Vahey said he had swallowed more than 100 sleeping pills in November after discovering the USB drive had been taken.
Doll demanded Vahey's resignation, according to the affidavit.
Vahey flew to Atlanta the next day. It was only after he boarded that the school notified authorities at the U.S. Embassy in Managua, U.S. officials said. The U.S. officials immediately notified Nicaraguan police, but Vahey had left the country.
In Miami, where he changed planes, a special agent from the FBI notified Vahey of the investigation. But a bag check turned up nothing illegal, and the agents had no grounds on which to hold him.
By March 14, the school told parents Vahey had resigned. The teacher traveled to Luverne, Minnesota, where his brother, sister-in-law and mother live, the latter in a nursing home. He checked into a hotel where he fatally stabbed himself in the chest with a knife.
He left a note apologizing to his family.
"He's one of the most prolific pedophiles that we've seen here due to the sheer numbers," FBI Special Agent Sharon Dunlap said.

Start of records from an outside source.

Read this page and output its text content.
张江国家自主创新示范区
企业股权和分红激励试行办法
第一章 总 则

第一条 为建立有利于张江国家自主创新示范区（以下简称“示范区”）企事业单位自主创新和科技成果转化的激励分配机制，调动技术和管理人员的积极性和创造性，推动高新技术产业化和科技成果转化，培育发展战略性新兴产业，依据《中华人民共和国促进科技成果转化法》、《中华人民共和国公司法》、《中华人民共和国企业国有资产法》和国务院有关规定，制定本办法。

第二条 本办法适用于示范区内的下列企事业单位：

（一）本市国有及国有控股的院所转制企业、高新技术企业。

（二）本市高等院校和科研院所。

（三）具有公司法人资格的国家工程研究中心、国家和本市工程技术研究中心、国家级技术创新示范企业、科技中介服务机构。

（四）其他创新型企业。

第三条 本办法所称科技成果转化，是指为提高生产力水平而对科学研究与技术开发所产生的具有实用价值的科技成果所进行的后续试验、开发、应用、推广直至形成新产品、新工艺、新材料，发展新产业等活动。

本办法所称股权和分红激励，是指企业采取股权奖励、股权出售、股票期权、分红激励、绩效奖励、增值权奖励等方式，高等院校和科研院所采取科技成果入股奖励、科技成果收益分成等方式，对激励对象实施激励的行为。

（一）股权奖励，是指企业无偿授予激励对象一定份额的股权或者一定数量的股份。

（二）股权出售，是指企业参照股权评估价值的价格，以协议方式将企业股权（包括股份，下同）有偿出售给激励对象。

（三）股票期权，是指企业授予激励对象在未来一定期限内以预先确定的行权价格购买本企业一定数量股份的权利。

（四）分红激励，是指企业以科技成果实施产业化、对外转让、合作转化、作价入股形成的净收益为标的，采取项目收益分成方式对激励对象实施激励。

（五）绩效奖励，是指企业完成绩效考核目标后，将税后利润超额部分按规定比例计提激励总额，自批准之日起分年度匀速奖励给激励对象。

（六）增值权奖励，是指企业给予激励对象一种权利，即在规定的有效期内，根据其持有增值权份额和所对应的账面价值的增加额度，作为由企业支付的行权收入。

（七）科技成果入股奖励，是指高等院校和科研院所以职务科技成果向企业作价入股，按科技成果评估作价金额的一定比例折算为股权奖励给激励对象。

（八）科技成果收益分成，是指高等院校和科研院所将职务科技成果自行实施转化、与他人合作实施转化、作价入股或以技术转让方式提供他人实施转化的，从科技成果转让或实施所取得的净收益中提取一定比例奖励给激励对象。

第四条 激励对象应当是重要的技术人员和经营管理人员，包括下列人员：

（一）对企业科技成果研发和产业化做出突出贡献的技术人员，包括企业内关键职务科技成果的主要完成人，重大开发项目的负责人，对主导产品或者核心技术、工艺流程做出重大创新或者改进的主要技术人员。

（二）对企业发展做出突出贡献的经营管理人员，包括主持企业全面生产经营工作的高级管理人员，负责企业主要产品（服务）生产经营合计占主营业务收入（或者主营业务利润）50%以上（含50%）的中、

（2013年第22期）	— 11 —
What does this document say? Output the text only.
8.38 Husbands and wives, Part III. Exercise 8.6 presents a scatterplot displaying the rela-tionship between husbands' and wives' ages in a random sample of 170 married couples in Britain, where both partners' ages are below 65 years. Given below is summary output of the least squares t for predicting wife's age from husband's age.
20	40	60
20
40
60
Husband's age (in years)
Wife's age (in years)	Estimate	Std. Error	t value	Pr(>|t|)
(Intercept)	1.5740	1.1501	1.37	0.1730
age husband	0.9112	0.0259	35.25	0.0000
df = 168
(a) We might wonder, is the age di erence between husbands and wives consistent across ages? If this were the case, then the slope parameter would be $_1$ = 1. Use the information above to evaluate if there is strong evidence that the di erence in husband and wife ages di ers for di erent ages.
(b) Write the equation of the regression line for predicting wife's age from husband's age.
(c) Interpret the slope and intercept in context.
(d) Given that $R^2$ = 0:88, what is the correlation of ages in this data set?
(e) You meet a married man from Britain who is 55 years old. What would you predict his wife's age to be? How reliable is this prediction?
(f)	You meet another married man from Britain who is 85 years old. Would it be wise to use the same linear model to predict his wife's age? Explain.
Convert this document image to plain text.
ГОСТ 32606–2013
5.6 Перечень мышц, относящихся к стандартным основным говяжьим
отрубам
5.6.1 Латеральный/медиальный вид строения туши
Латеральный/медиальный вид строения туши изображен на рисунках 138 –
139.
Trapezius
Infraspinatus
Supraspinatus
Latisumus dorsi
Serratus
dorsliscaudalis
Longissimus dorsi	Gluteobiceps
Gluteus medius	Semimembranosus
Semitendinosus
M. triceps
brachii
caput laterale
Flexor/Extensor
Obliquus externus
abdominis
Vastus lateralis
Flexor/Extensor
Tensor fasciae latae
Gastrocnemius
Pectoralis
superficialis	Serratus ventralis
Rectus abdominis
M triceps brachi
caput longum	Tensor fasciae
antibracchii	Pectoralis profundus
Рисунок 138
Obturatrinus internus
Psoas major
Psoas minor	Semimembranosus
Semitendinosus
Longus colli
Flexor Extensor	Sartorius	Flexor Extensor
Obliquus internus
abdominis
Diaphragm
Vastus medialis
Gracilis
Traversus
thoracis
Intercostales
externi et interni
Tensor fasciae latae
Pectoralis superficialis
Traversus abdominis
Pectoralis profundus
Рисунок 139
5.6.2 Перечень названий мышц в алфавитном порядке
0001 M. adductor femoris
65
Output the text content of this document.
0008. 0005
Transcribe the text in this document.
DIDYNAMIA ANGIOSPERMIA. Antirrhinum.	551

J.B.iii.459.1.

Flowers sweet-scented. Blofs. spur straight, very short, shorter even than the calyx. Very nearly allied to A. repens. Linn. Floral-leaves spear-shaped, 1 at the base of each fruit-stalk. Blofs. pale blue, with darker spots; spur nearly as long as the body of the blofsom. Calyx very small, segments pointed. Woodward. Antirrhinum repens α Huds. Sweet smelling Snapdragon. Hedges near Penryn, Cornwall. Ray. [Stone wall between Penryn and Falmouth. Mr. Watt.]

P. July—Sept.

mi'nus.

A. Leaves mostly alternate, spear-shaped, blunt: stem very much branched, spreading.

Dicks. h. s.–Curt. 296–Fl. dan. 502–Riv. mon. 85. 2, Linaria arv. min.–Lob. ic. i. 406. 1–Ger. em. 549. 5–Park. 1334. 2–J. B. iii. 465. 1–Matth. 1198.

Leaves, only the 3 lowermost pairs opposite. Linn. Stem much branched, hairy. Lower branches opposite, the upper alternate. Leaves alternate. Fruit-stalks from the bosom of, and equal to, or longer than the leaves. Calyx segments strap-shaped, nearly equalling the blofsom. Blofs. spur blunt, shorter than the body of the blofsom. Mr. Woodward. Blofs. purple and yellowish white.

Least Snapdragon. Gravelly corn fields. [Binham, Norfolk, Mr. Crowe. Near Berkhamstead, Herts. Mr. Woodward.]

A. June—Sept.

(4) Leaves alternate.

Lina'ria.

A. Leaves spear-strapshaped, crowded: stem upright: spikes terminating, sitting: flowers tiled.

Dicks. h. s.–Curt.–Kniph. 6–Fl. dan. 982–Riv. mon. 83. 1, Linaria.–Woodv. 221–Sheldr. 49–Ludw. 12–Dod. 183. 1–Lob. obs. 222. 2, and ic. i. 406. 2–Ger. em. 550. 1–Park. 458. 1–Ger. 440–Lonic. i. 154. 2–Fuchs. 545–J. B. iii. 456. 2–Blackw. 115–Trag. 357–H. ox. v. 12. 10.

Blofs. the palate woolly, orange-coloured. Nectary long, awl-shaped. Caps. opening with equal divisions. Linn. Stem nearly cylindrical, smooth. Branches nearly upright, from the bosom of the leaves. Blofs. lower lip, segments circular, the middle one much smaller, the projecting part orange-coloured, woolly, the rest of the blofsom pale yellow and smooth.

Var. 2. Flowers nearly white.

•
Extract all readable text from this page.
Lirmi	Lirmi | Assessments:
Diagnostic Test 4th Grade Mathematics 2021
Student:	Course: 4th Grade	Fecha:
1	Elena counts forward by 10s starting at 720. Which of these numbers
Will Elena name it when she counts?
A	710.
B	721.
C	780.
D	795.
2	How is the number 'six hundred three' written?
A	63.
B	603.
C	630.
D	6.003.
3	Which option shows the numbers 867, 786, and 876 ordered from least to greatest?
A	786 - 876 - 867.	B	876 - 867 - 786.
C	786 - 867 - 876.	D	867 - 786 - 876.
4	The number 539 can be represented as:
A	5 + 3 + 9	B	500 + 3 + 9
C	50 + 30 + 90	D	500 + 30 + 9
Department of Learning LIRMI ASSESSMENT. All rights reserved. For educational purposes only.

At least 60 of the 90 or so children in the images were from the Southbank school, according to police, where a significant number of parents said they did not want to know if their children were abused. Woodhead, the governor, has blamed the U.S. system.
"How did he qualify as a teacher in the United States, how is it this information was never available to any of the schools across the world who employed him over the next 40 years?" he asked in an interview with the Press Association.
In Venezuela, students are coming forward with details that suggest they may have been abused.
"We don't know who was drugged. Right now we're just listening," superintendent Hedger said. "There's an enormous sense of betrayal ... He was one of the most popular, if not the most popular, teachers in the school."